The ban on emissions of ozone-depleting substances under the Montreal Protocol led to a detectable slow-down in climate warming since the 1990s, concludes an article published online this week in Nature Geoscience. The findings help to link human actions over the past century with changes in the rate of warming, using a statistical method independent of global climate models.
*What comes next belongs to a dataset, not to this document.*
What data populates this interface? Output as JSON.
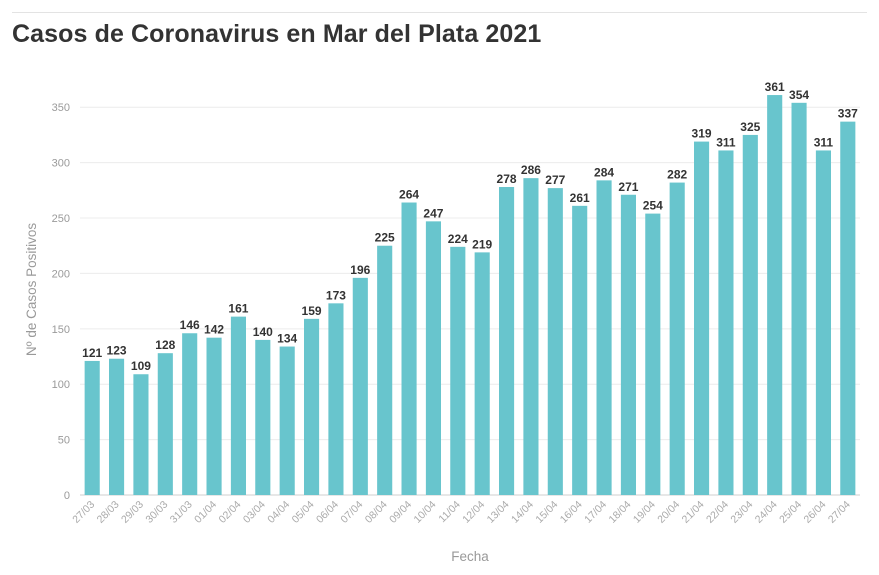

Francisco Estrada and colleagues identified changes in the rate of warming and in the rate of increase in the concentrations of greenhouse gases in the atmosphere between 1880 and 2010, using statistical analyses. Because these changes coincide, they conclude that changes in the warming rate can be attributed to specific human actions that affected greenhouse gas concentrations. The findings point to a slow-down in warming during the two world wars and the Great Depression, when emissions were reduced in response to economic downturns. The authors also highlight a slow-down in the 1990s in response to the Montreal Protocol, which initiated the phasing out of CFCs — substances that not only harm the ozone layer but are also potent greenhouse gases. The analysis further reveals a pronounced rise in both temperature and greenhouse gas concentrations in the 1960s, which marks the onset of sustained global warming.
In an accompanying News and Views article, Felix Pretis and Myles Allen note that the study suggests “that past changes in the rate of warming can be directly attributed to human influences, from economic downturns to the regulations of the Montreal Protocol.”